Investigadores do Instituto Superior Técnico (IST) criaram os primeiros filetes de robalo do mundo, produzidos em laboratório através de bioimpressão 3D.
O feito, realizado num laboratório do Instituto de Bioengenharia e Biociências (iBB), situado no polo de Oeiras, foi ideia da estudante Diana Marques, aluna de doutoramento em Bioengenharia inserida no iBB que, em 2019, se lembrou de produzir sushi em laboratório, no âmbito de um projeto para a unidade curricular de Empreendedorismo.
Anos mais tarde, o desenvolvimento da iniciativa já acolheu teses de mestrado (incluindo a do mestrado de Diana) e de doutoramento e conta com uma equipa que, de quatro investigadores em 2020, passou para cerca de 15 – e os resultados estão à vista, empratados para que o mundo os veja, explica a comunicação no site do IST.
Começaram por fazer um sashimi nas primeiras tentativas, hoje, os investigadores estão capacitados para produzir filetes que atingem os seis centímetros de espessura, tendo já a textura característica do peixe.
“E não é só a textura que invoca o pescado ‘convencional’ – em função das microalgas selecionadas para as tintas utilizadas na bioimpressora, é possível produzir o cheiro pretendido, tendo o odor a mar ou peixe que procuram”, lê-se na comunicação do Instituto.
“Às vezes, quando se entra no laboratório, já cheira a peixe; há pessoas que até já brincam, dizendo que estamos numa lota”, contou Frederico Ferreira, professor do Técnico e investigador do iBB que tem liderado os projetos associados a esta investigação.
Além do avanço da investigação científica, o professor fala também em questões ambientais, pois a produção de peixe e carne em meio laboratorial poderá vir a revelar-se uma alternativa mais ecológica às indústrias da pecuária e da pesca. Frederico Ferreira fala mesmo de uma ‘quarta revolução agrícola’.
“As pessoas vão ter de comer um pouco mais de vegetais, vão ter de comer um pouco menos de proteína animal e vão, provavelmente, ter de procurar outras proteínas animais, e é aqui que nós entramos: temos o papel de fornecer às pessoas proteína animal que não sacrifica animais e que tem um impacto ambiental menor”, explicou o docente.

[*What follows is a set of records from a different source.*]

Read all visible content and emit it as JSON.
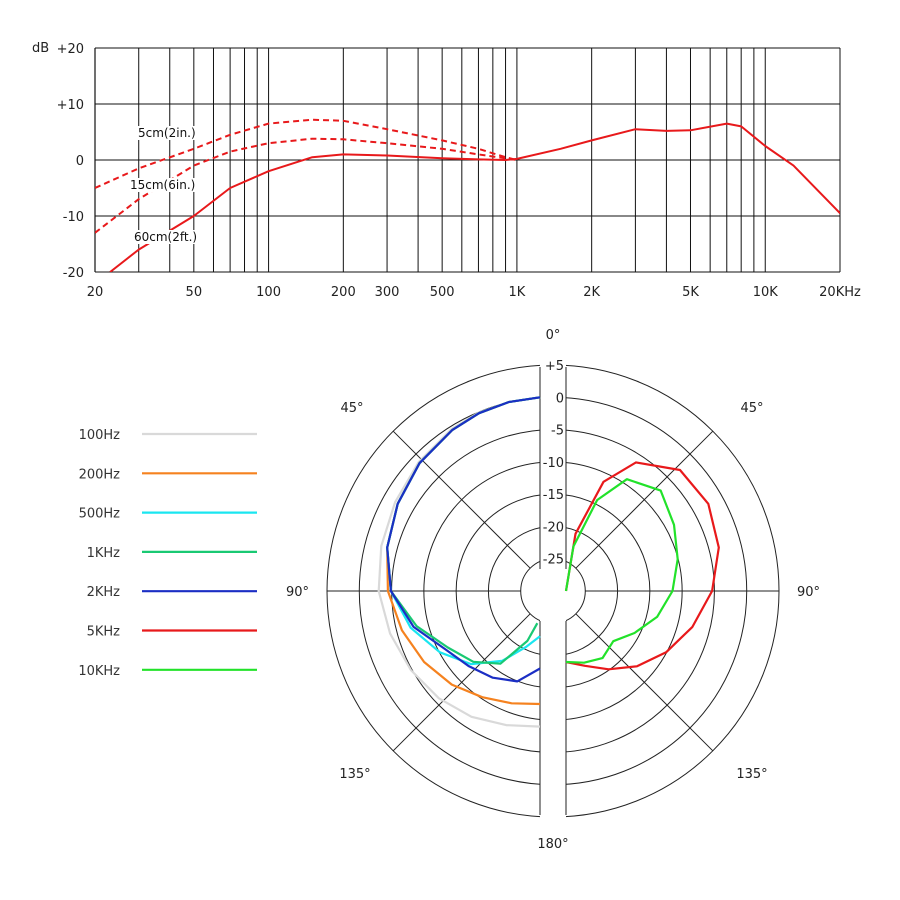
{
  "chart_data": [
    {
      "type": "line",
      "ylabel": "dB",
      "xscale": "log",
      "xlim": [
        20,
        20000
      ],
      "ylim": [
        -20,
        20
      ],
      "grid": true,
      "x_tick_labels": [
        "20",
        "50",
        "100",
        "200",
        "300",
        "500",
        "1K",
        "2K",
        "5K",
        "10K",
        "20KHz"
      ],
      "x_tick_values": [
        20,
        50,
        100,
        200,
        300,
        500,
        1000,
        2000,
        5000,
        10000,
        20000
      ],
      "y_tick_labels": [
        "+20",
        "+10",
        "0",
        "-10",
        "-20"
      ],
      "y_tick_values": [
        20,
        10,
        0,
        -10,
        -20
      ],
      "colors": {
        "curve": "#e8191b",
        "grid": "#111111"
      },
      "series": [
        {
          "name": "5cm(2in.)",
          "style": "dashed",
          "x": [
            20,
            30,
            50,
            70,
            100,
            150,
            200,
            300,
            500,
            700,
            900,
            1000
          ],
          "y": [
            -5,
            -1.5,
            2,
            4.5,
            6.5,
            7.2,
            7,
            5.5,
            3.5,
            2,
            0.5,
            0
          ]
        },
        {
          "name": "15cm(6in.)",
          "style": "dashed",
          "x": [
            20,
            30,
            50,
            70,
            100,
            150,
            200,
            300,
            500,
            700,
            900,
            1000
          ],
          "y": [
            -13,
            -7,
            -1,
            1.5,
            3,
            3.8,
            3.7,
            3,
            2,
            1,
            0.3,
            0
          ]
        },
        {
          "name": "60cm(2ft.)",
          "style": "solid",
          "x": [
            23,
            30,
            50,
            70,
            100,
            150,
            200,
            300,
            500,
            700,
            900,
            1000,
            1500,
            2000,
            3000,
            4000,
            5000,
            7000,
            8000,
            10000,
            13000,
            20000
          ],
          "y": [
            -20,
            -16,
            -10,
            -5,
            -2,
            0.5,
            1,
            0.8,
            0.3,
            0.1,
            0,
            0.2,
            2,
            3.5,
            5.5,
            5.2,
            5.3,
            6.5,
            6,
            2.5,
            -1,
            -9.5
          ]
        }
      ]
    },
    {
      "type": "polar",
      "r_tick_labels": [
        "+5",
        "0",
        "-5",
        "-10",
        "-15",
        "-20",
        "-25"
      ],
      "r_tick_values": [
        5,
        0,
        -5,
        -10,
        -15,
        -20,
        -25
      ],
      "rlim": [
        -30,
        5
      ],
      "angle_labels": [
        "0°",
        "45°",
        "45°",
        "90°",
        "90°",
        "135°",
        "135°",
        "180°"
      ],
      "legend_position": "left",
      "left_half": [
        {
          "name": "100Hz",
          "color": "#d9d9d9",
          "angles": [
            0,
            10,
            20,
            30,
            45,
            60,
            75,
            90,
            105,
            120,
            135,
            150,
            165,
            180
          ],
          "levels": [
            0,
            -0.3,
            -0.6,
            -1,
            -1.8,
            -2.5,
            -3,
            -3.5,
            -4.5,
            -5.5,
            -6.5,
            -7.5,
            -8.5,
            -9
          ]
        },
        {
          "name": "200Hz",
          "color": "#f5821f",
          "angles": [
            0,
            10,
            20,
            30,
            45,
            60,
            75,
            90,
            105,
            120,
            135,
            150,
            165,
            180
          ],
          "levels": [
            0,
            -0.3,
            -0.7,
            -1.2,
            -2,
            -3,
            -4,
            -5,
            -6.5,
            -8,
            -9.5,
            -11,
            -12,
            -12.5
          ]
        },
        {
          "name": "500Hz",
          "color": "#1ae6f0",
          "angles": [
            0,
            10,
            20,
            30,
            45,
            60,
            75,
            90,
            105,
            120,
            135,
            150,
            165,
            180
          ],
          "levels": [
            0,
            -0.3,
            -0.7,
            -1.2,
            -2,
            -3,
            -4,
            -5.5,
            -8,
            -11,
            -14,
            -17.5,
            -21,
            -23
          ]
        },
        {
          "name": "1KHz",
          "color": "#19c973",
          "angles": [
            0,
            10,
            20,
            30,
            45,
            60,
            75,
            90,
            105,
            120,
            135,
            150,
            165,
            175
          ],
          "levels": [
            0,
            -0.3,
            -0.7,
            -1.2,
            -2,
            -3,
            -4,
            -5.5,
            -9,
            -12.5,
            -14.5,
            -17,
            -22,
            -25
          ]
        },
        {
          "name": "2KHz",
          "color": "#1b2ec4",
          "angles": [
            0,
            10,
            20,
            30,
            45,
            60,
            75,
            90,
            105,
            120,
            135,
            150,
            165,
            180
          ],
          "levels": [
            0,
            -0.3,
            -0.7,
            -1.2,
            -2,
            -3,
            -4,
            -5.5,
            -8.5,
            -12,
            -13.5,
            -14.5,
            -15.5,
            -18
          ]
        }
      ],
      "right_half": [
        {
          "name": "5KHz",
          "color": "#e8191b",
          "angles": [
            0,
            10,
            20,
            30,
            45,
            60,
            75,
            90,
            105,
            120,
            135,
            150,
            165,
            180
          ],
          "levels": [
            -30,
            -21,
            -12,
            -7,
            -3.5,
            -3,
            -4,
            -6,
            -8.5,
            -11,
            -13.5,
            -16,
            -18,
            -19
          ]
        },
        {
          "name": "10KHz",
          "color": "#22e22a",
          "angles": [
            0,
            10,
            20,
            30,
            45,
            60,
            75,
            90,
            105,
            120,
            135,
            150,
            165,
            180
          ],
          "levels": [
            -30,
            -23,
            -15,
            -10,
            -8,
            -9.5,
            -11,
            -12.5,
            -14.5,
            -17,
            -19,
            -18,
            -18.5,
            -19
          ]
        }
      ],
      "legend": [
        {
          "name": "100Hz",
          "color": "#d9d9d9"
        },
        {
          "name": "200Hz",
          "color": "#f5821f"
        },
        {
          "name": "500Hz",
          "color": "#1ae6f0"
        },
        {
          "name": "1KHz",
          "color": "#19c973"
        },
        {
          "name": "2KHz",
          "color": "#1b2ec4"
        },
        {
          "name": "5KHz",
          "color": "#e8191b"
        },
        {
          "name": "10KHz",
          "color": "#22e22a"
        }
      ]
    }
  ]
}
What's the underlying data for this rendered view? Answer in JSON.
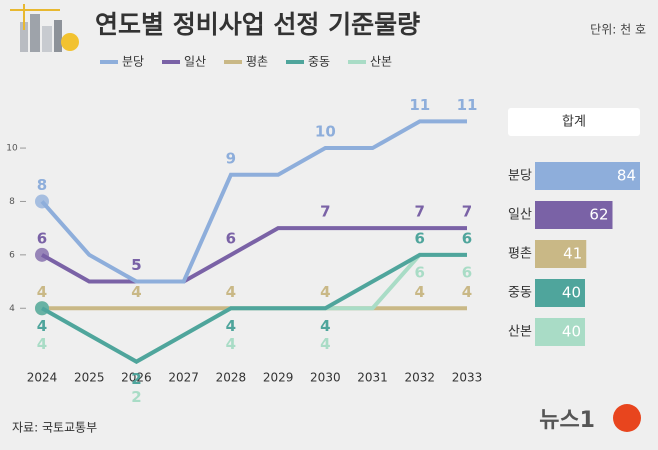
{
  "chart_data": [
    {
      "type": "line",
      "title": "연도별 정비사업 선정 기준물량",
      "unit_label": "단위: 천 호",
      "categories": [
        "2024",
        "2025",
        "2026",
        "2027",
        "2028",
        "2029",
        "2030",
        "2031",
        "2032",
        "2033"
      ],
      "series": [
        {
          "name": "분당",
          "color": "#8eaedb",
          "values": [
            8,
            6,
            5,
            5,
            9,
            9,
            10,
            10,
            11,
            11
          ]
        },
        {
          "name": "일산",
          "color": "#7a62a6",
          "values": [
            6,
            5,
            5,
            5,
            6,
            7,
            7,
            7,
            7,
            7
          ]
        },
        {
          "name": "평촌",
          "color": "#c9b886",
          "values": [
            4,
            4,
            4,
            4,
            4,
            4,
            4,
            4,
            4,
            4
          ]
        },
        {
          "name": "중동",
          "color": "#4fa59c",
          "values": [
            4,
            3,
            2,
            3,
            4,
            4,
            4,
            5,
            6,
            6
          ]
        },
        {
          "name": "산본",
          "color": "#a9dcc6",
          "values": [
            4,
            3,
            2,
            3,
            4,
            4,
            4,
            4,
            6,
            6
          ]
        }
      ],
      "data_labels_at": [
        0,
        2,
        4,
        6,
        8,
        9
      ],
      "ylim": [
        1.5,
        11.8
      ],
      "yticks": [
        4,
        6,
        8,
        10
      ],
      "grid": false
    },
    {
      "type": "bar",
      "title": "합계",
      "categories": [
        "분당",
        "일산",
        "평촌",
        "중동",
        "산본"
      ],
      "values": [
        84,
        62,
        41,
        40,
        40
      ],
      "colors": [
        "#8eaedb",
        "#7a62a6",
        "#c9b886",
        "#4fa59c",
        "#a9dcc6"
      ],
      "xlim": [
        0,
        84
      ]
    }
  ],
  "source": "자료: 국토교통부",
  "logo": "뉴스1"
}
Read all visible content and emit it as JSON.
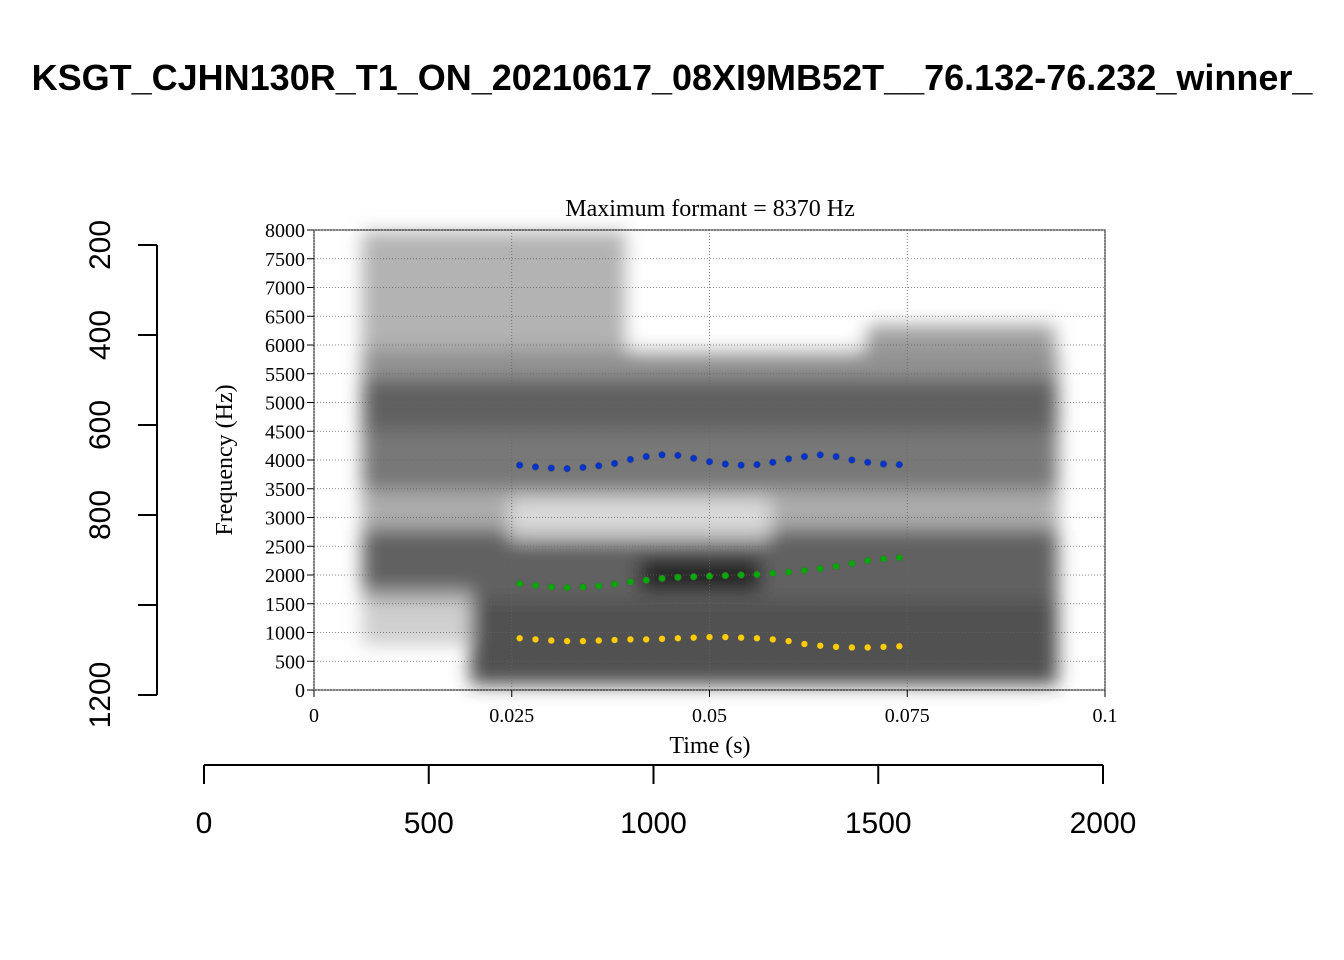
{
  "chart_data": [
    {
      "type": "axes",
      "title": "KSGT_CJHN130R_T1_ON_20210617_08XI9MB52T__76.132-76.232_winner_",
      "xlim": [
        0,
        2000
      ],
      "xticks": [
        0,
        500,
        1000,
        1500,
        2000
      ],
      "ylim": [
        200,
        1200
      ],
      "yreverse": true,
      "yticks": [
        200,
        400,
        600,
        800,
        {
          "value": 1000,
          "label": null
        },
        1200
      ]
    },
    {
      "type": "scatter",
      "title": "Maximum formant = 8370 Hz",
      "xlabel": "Time (s)",
      "ylabel": "Frequency (Hz)",
      "xlim": [
        0,
        0.1
      ],
      "xticks": [
        0,
        0.025,
        0.05,
        0.075,
        0.1
      ],
      "ylim": [
        0,
        8000
      ],
      "yticks": [
        0,
        500,
        1000,
        1500,
        2000,
        2500,
        3000,
        3500,
        4000,
        4500,
        5000,
        5500,
        6000,
        6500,
        7000,
        7500,
        8000
      ],
      "grid": true,
      "x": [
        0.026,
        0.028,
        0.03,
        0.032,
        0.034,
        0.036,
        0.038,
        0.04,
        0.042,
        0.044,
        0.046,
        0.048,
        0.05,
        0.052,
        0.054,
        0.056,
        0.058,
        0.06,
        0.062,
        0.064,
        0.066,
        0.068,
        0.07,
        0.072,
        0.074
      ],
      "series": [
        {
          "color": "#ffcc00",
          "values": [
            900,
            880,
            860,
            850,
            850,
            860,
            870,
            880,
            880,
            890,
            900,
            910,
            920,
            920,
            910,
            900,
            880,
            850,
            800,
            770,
            750,
            740,
            740,
            750,
            760
          ]
        },
        {
          "color": "#00aa00",
          "values": [
            1850,
            1820,
            1790,
            1780,
            1790,
            1810,
            1840,
            1880,
            1910,
            1940,
            1960,
            1970,
            1980,
            1990,
            2000,
            2010,
            2030,
            2050,
            2080,
            2110,
            2150,
            2200,
            2250,
            2280,
            2300
          ]
        },
        {
          "color": "#0033cc",
          "values": [
            3910,
            3880,
            3860,
            3850,
            3870,
            3900,
            3940,
            4010,
            4060,
            4090,
            4080,
            4030,
            3970,
            3930,
            3910,
            3920,
            3960,
            4020,
            4060,
            4090,
            4060,
            4000,
            3960,
            3930,
            3920
          ]
        }
      ]
    }
  ]
}
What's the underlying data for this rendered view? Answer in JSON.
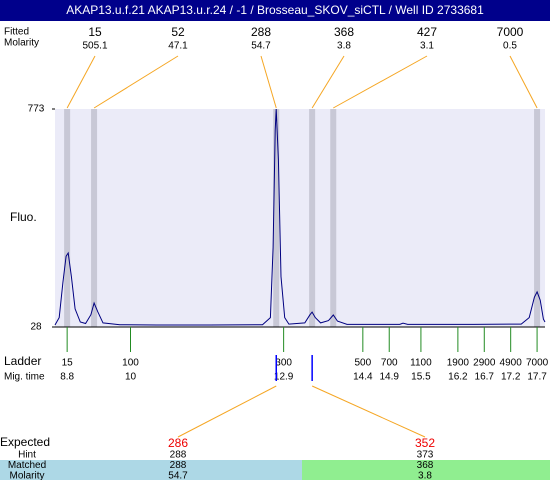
{
  "chart_data": {
    "type": "line",
    "title": "AKAP13.u.f.21  AKAP13.u.r.24 / -1 / Brosseau_SKOV_siCTL / Well ID 2733681",
    "peak_header": [
      "Fitted",
      "Molarity"
    ],
    "peaks": {
      "sizes": [
        15,
        52,
        288,
        368,
        427,
        7000
      ],
      "molarity": [
        505.1,
        47.1,
        54.7,
        3.8,
        3.1,
        0.5
      ],
      "x": [
        8.8,
        9.31,
        12.76,
        13.44,
        13.84,
        17.7
      ]
    },
    "ylabel": "Fluo.",
    "ylim": [
      28,
      773
    ],
    "yticks": [
      28,
      773
    ],
    "xlim": [
      8.57,
      17.85
    ],
    "x": [
      8.57,
      8.65,
      8.72,
      8.78,
      8.82,
      8.88,
      8.95,
      9.05,
      9.15,
      9.25,
      9.31,
      9.38,
      9.48,
      9.8,
      10.5,
      11.5,
      12.5,
      12.65,
      12.7,
      12.74,
      12.76,
      12.8,
      12.85,
      12.92,
      13.0,
      13.3,
      13.4,
      13.44,
      13.5,
      13.6,
      13.75,
      13.84,
      13.92,
      14.1,
      15.1,
      15.16,
      15.25,
      16.5,
      17.4,
      17.55,
      17.65,
      17.7,
      17.76,
      17.82,
      17.85
    ],
    "series": [
      {
        "name": "Fluo.",
        "color": "#000080",
        "values": [
          35,
          60,
          180,
          270,
          281,
          200,
          90,
          45,
          40,
          70,
          110,
          80,
          42,
          36,
          35,
          35,
          36,
          60,
          300,
          700,
          773,
          600,
          200,
          60,
          38,
          42,
          70,
          79,
          60,
          42,
          50,
          69,
          48,
          37,
          37,
          41,
          37,
          37,
          38,
          60,
          130,
          148,
          120,
          55,
          45
        ]
      }
    ],
    "ladder": {
      "label": "Ladder",
      "time_label": "Mig. time",
      "sizes": [
        15,
        100,
        300,
        500,
        700,
        1100,
        1900,
        2900,
        4900,
        7000
      ],
      "times": [
        8.8,
        10,
        12.9,
        14.4,
        14.9,
        15.5,
        16.2,
        16.7,
        17.2,
        17.7
      ]
    },
    "markers": [
      12.76,
      13.44
    ],
    "expected": {
      "label": "Expected",
      "values": [
        286,
        352
      ],
      "rows": [
        {
          "label": "Hint",
          "values": [
            288,
            373
          ]
        },
        {
          "label": "Matched",
          "values": [
            288,
            368
          ]
        },
        {
          "label": "Molarity",
          "values": [
            54.7,
            3.8
          ]
        }
      ]
    }
  }
}
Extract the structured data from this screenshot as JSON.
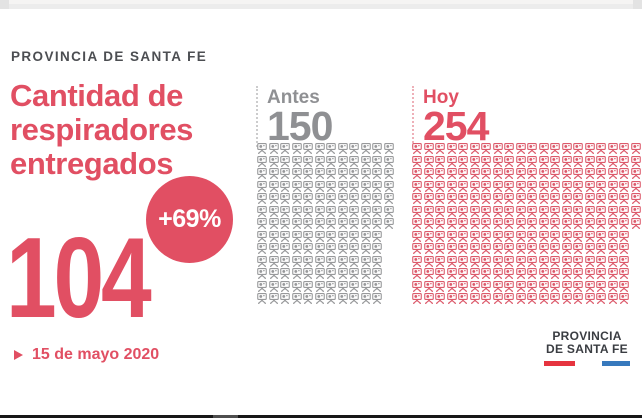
{
  "header": {
    "kicker": "PROVINCIA DE SANTA FE"
  },
  "title_lines": [
    "Cantidad de",
    "respiradores",
    "entregados"
  ],
  "highlight": {
    "value": "104",
    "badge": "+69%"
  },
  "date": "15 de mayo 2020",
  "groups": [
    {
      "label": "Antes",
      "value": "150",
      "count": 150,
      "color_key": "icon_gray"
    },
    {
      "label": "Hoy",
      "value": "254",
      "count": 254,
      "color_key": "icon_red"
    }
  ],
  "footer_logo": {
    "line1": "PROVINCIA",
    "line2": "DE SANTA FE"
  },
  "colors": {
    "accent_red": "#e14f63",
    "icon_red": "#dc5a6b",
    "icon_gray": "#98999b",
    "gray_text": "#8f9093",
    "flag_red": "#e6343f",
    "flag_blue": "#3779bd"
  },
  "chart_data": {
    "type": "pictogram",
    "title": "Cantidad de respiradores entregados",
    "categories": [
      "Antes",
      "Hoy"
    ],
    "values": [
      150,
      254
    ],
    "delivered": 104,
    "change_pct": 69,
    "change_label": "+69%",
    "date": "15 de mayo 2020",
    "unit": "respiradores",
    "icon": "ventilator",
    "layout": {
      "rows": 13,
      "fill": "column-major",
      "legend_position": "none"
    }
  }
}
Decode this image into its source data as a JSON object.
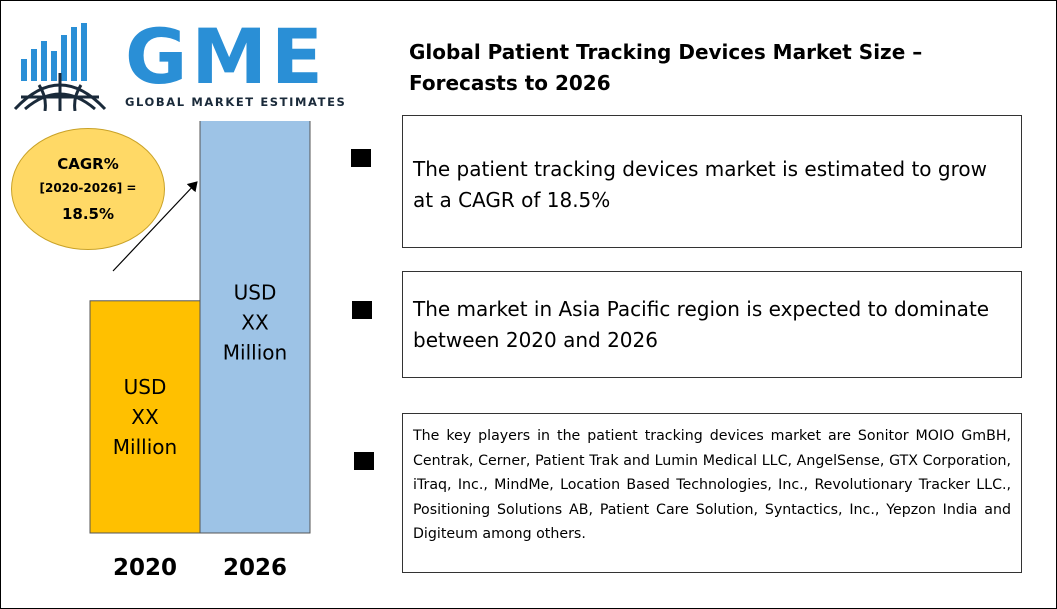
{
  "logo": {
    "letters": "GME",
    "subtitle": "GLOBAL MARKET ESTIMATES",
    "icon": "globe-with-bars-icon",
    "colors": {
      "primary": "#2a8fd6",
      "dark": "#1a2a3a"
    }
  },
  "title": "Global Patient Tracking Devices Market Size – Forecasts to 2026",
  "cagr": {
    "label": "CAGR%",
    "period": "[2020-2026] =",
    "value": "18.5%",
    "color": "#ffd966"
  },
  "chart_data": {
    "type": "bar",
    "categories": [
      "2020",
      "2026"
    ],
    "values": [
      0.54,
      0.98
    ],
    "value_labels": [
      "USD\nXX\nMillion",
      "USD\nXX\nMillion"
    ],
    "colors": [
      "#ffc000",
      "#9dc3e6"
    ],
    "title": "",
    "xlabel": "",
    "ylabel": "",
    "ylim": [
      0,
      1
    ],
    "grid": false,
    "annotation": "upward trend arrow"
  },
  "bullets": [
    "The patient tracking devices market is estimated to grow at a CAGR of 18.5%",
    "The market in Asia Pacific region is expected to dominate between 2020 and 2026",
    "The key players in the patient tracking devices market are Sonitor MOIO GmBH, Centrak, Cerner, Patient Trak and Lumin Medical LLC, AngelSense, GTX Corporation, iTraq, Inc., MindMe, Location Based Technologies, Inc., Revolutionary Tracker LLC., Positioning Solutions AB, Patient Care Solution, Syntactics, Inc., Yepzon India and Digiteum among others."
  ]
}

O processo de produção em laboratório do peixe “foge às etapas mais poluentes tradicionalmente associadas a processos ‘convencionais’ de obtenção de proteína animal”, refere a comunicação.
Diana Marques explica que “começamos com células, geralmente estaminais, que têm o potencial de diferenciar-se em tipos de células presentes na carne e no peixe, como a célula de músculo e a de gordura”, destacando ainda que a obtenção destas células é feita sem sofrimento animal, uma das motivações para desenvolver a sua investigação nesta área.
“A seguir, vem o passo de processamento do alimento – temos uma biomassa, um conjunto enorme de células, e podemos juntá-las todas e criar produtos simples como é o caso de um douradinho ou um nugget. Se quisermos fazer um produto mais estruturado – e se aplicarmos técnicas como a bioimpressão 3D –, conseguimos fazer o tal filete de peixe ou um bife”, afirmou a investigadora.
De acordo com a comunicação no site do IST, para esta bioimpressão 3D, são essenciais dois ‘ingredientes’ – uma bioimpressora capaz de completar a tarefa e biotintas adequadas para consumo humano, tendo estas últimas sido desenvolvidas por Diana durante a sua tese de mestrado.
“Servido e empratado, o próximo passo para este alimento produzido em laboratório depende da evolução da legislação – e dos apetites de quem poderá vir a comprá-lo”, lê-se na nota informativa.
“Vivemos em democracia e as pessoas têm a liberdade de comer aquilo que quiserem – longe de nós querer alterar isso”, clarificou Frederico Ferreira. “Temos é de ‘educar’ as pessoas e criar produtos de alta qualidade, de forma que queiram introduzir esta comida na sua dieta”, esclareceu.
Em função da chamada ‘curva de adoção’, que retrata o ritmo de adesão de pessoas a um novo produto ou conceito, o docente avança que “daqui a cinco anos [este conceito] poderá começar a ter uma expressão no mercado”.